Perform the adjustments you do, the soft-tissue work you do, and add the stretching and strengthening exercises directed at the foot and hip, specifically the posterior tibialis and hip abductor muscles. Foot exercise programs for pronation issues should incorporate a great deal of proprioception. You can start with simple balance training like a single-leg stance or Vele's. Then progress to lunges on an unstable surface, such as a stability pad or ball. Don't forget to include exercises for the entire kinetic chain that involves the hip abductors (posterior lunge, clam with band, side bridges).

Resources

  • Basnett CR, et al. Ankle dorsiflexion range of motion influences dynamic balance in individuals with chronic ankle instability. Int J Sports Phys Ther, April 2013;8(2):121-128.
  • Brockett CL, et al. Biomechanics of the ankle. Orthopaedics and Trauma, June 2016:232-238.
  • Dill KE, et al. Altered knee and ankle kinematics during squatting in those with limited weight-bearing-lunge-ankle-dorsiflexion range of motion. J Athletic Training, Nov/Dec 2014;49(6):723-732.
  • Donatelli R. Normal biomechanics of the foot and ankle. J Orthopaedic and Sports Phys Ther, 1985:91-95.
  • Malloy P, et al. The association of dorsiflexion flexibility on knee kinematics and kinetics during a drop vertical jump in healthy female athletes. Knee Surgery, Sports Traumatology, Arthroscopy, August 2014;23(12):3550-3555.
  • Michaud TC. Development of the arch: functional implications. Lower Extremity Review, July 2012.

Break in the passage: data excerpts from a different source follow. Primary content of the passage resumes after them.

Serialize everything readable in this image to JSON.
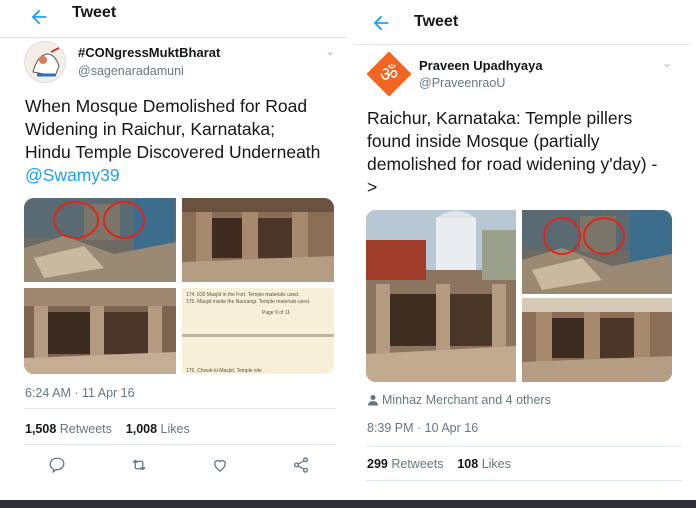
{
  "left": {
    "topbar_title": "Tweet",
    "author_name": "#CONgressMuktBharat",
    "author_handle": "@sagenaradamuni",
    "text_lines": [
      "When Mosque Demolished for Road",
      "Widening in Raichur, Karnataka;",
      "Hindu Temple Discovered Underneath"
    ],
    "mention": "@Swamy39",
    "doc_lines": [
      "174.   630 Masjid in the Fort. Temple materials used.",
      "175.   Masjid inside the Naurangi. Temple materials used."
    ],
    "doc_page": "Page 9 of 11",
    "doc_footer": "176.   Chowk-ki-Masjid. Temple site",
    "timestamp": "6:24 AM · 11 Apr 16",
    "retweets_count": "1,508",
    "retweets_label": "Retweets",
    "likes_count": "1,008",
    "likes_label": "Likes"
  },
  "right": {
    "topbar_title": "Tweet",
    "author_name": "Praveen Upadhyaya",
    "author_handle": "@PraveenraoU",
    "text_lines": [
      "Raichur, Karnataka: Temple pillers",
      "found inside Mosque (partially",
      "demolished for road widening y'day) -",
      ">"
    ],
    "social_context": "Minhaz Merchant and 4 others",
    "timestamp": "8:39 PM · 10 Apr 16",
    "retweets_count": "299",
    "retweets_label": "Retweets",
    "likes_count": "108",
    "likes_label": "Likes"
  },
  "colors": {
    "accent": "#1da1f2",
    "text": "#14171a",
    "muted": "#657786",
    "divider": "#e1e8ed",
    "avatar_orange": "#f26522",
    "rubble": "#8a6e55"
  },
  "icons": [
    "back-arrow-icon",
    "chevron-down-icon",
    "reply-icon",
    "retweet-icon",
    "like-icon",
    "share-icon",
    "person-icon",
    "om-icon"
  ]
}
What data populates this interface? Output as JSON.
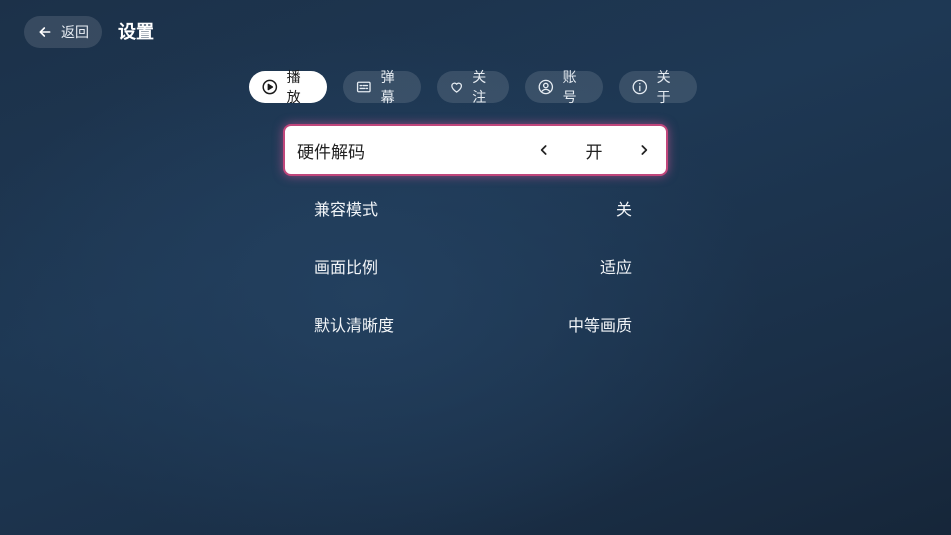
{
  "header": {
    "back_label": "返回",
    "title": "设置"
  },
  "tabs": [
    {
      "label": "播放",
      "icon": "play-circle-icon",
      "active": true
    },
    {
      "label": "弹幕",
      "icon": "subtitles-icon",
      "active": false
    },
    {
      "label": "关注",
      "icon": "heart-icon",
      "active": false
    },
    {
      "label": "账号",
      "icon": "account-circle-icon",
      "active": false
    },
    {
      "label": "关于",
      "icon": "info-icon",
      "active": false
    }
  ],
  "settings": [
    {
      "label": "硬件解码",
      "value": "开",
      "focused": true
    },
    {
      "label": "兼容模式",
      "value": "关",
      "focused": false
    },
    {
      "label": "画面比例",
      "value": "适应",
      "focused": false
    },
    {
      "label": "默认清晰度",
      "value": "中等画质",
      "focused": false
    }
  ],
  "colors": {
    "background": "#1e3854",
    "focus_border": "#c0467b",
    "active_tab": "#ffffff"
  }
}
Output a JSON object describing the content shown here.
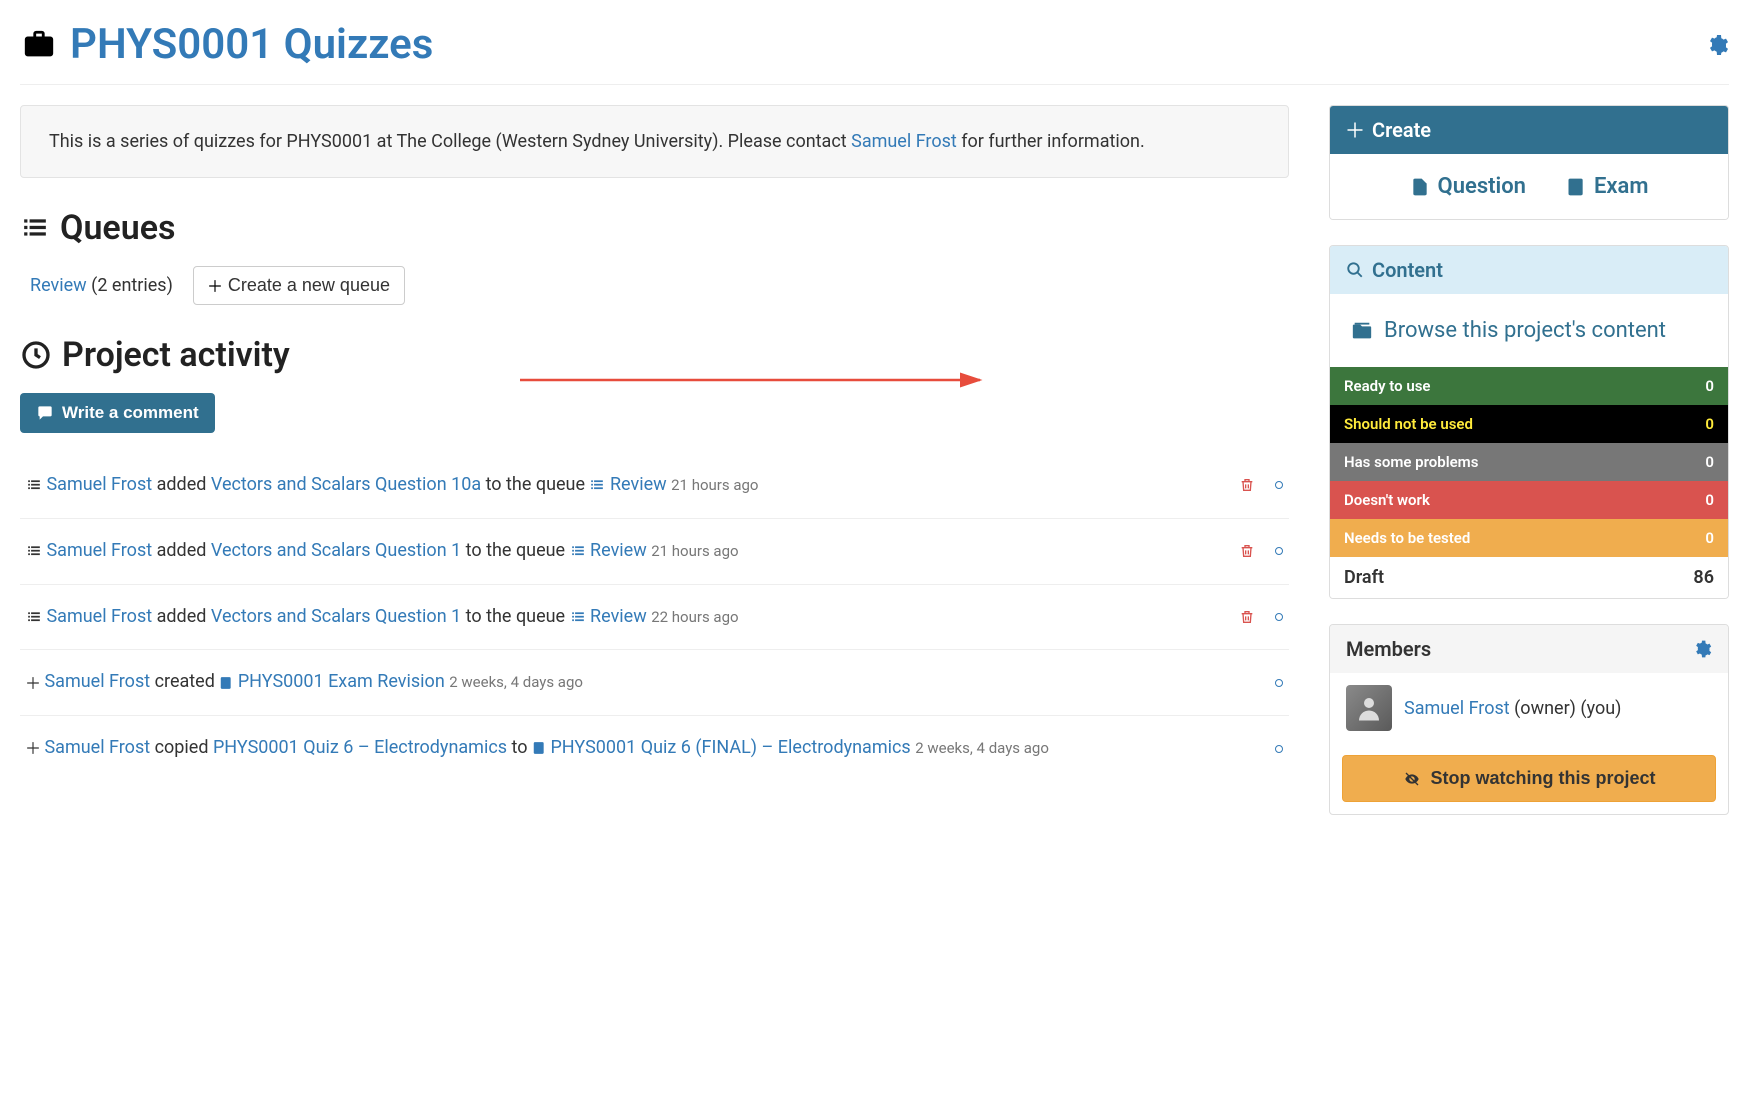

  • Rudavsky A, et al. Physiotherapy management of patellar tendinopathy. J Physiotherapy, September 2014;60(3):122-129.
  • Tam N, et al. Barefoot running: an evaluation of current hypothesis, future research and clinical applications. British J Sports Med, March 2014;48(5).
  • Robbins SE, Hanna AM. Running-related injury prevention through barefoot adaptations. Med Sci Sports Exerc, 1987;19:148-156.
  • Discussion with Brian Bachelor from Aline at the ACA Rehab Symposium April 2017.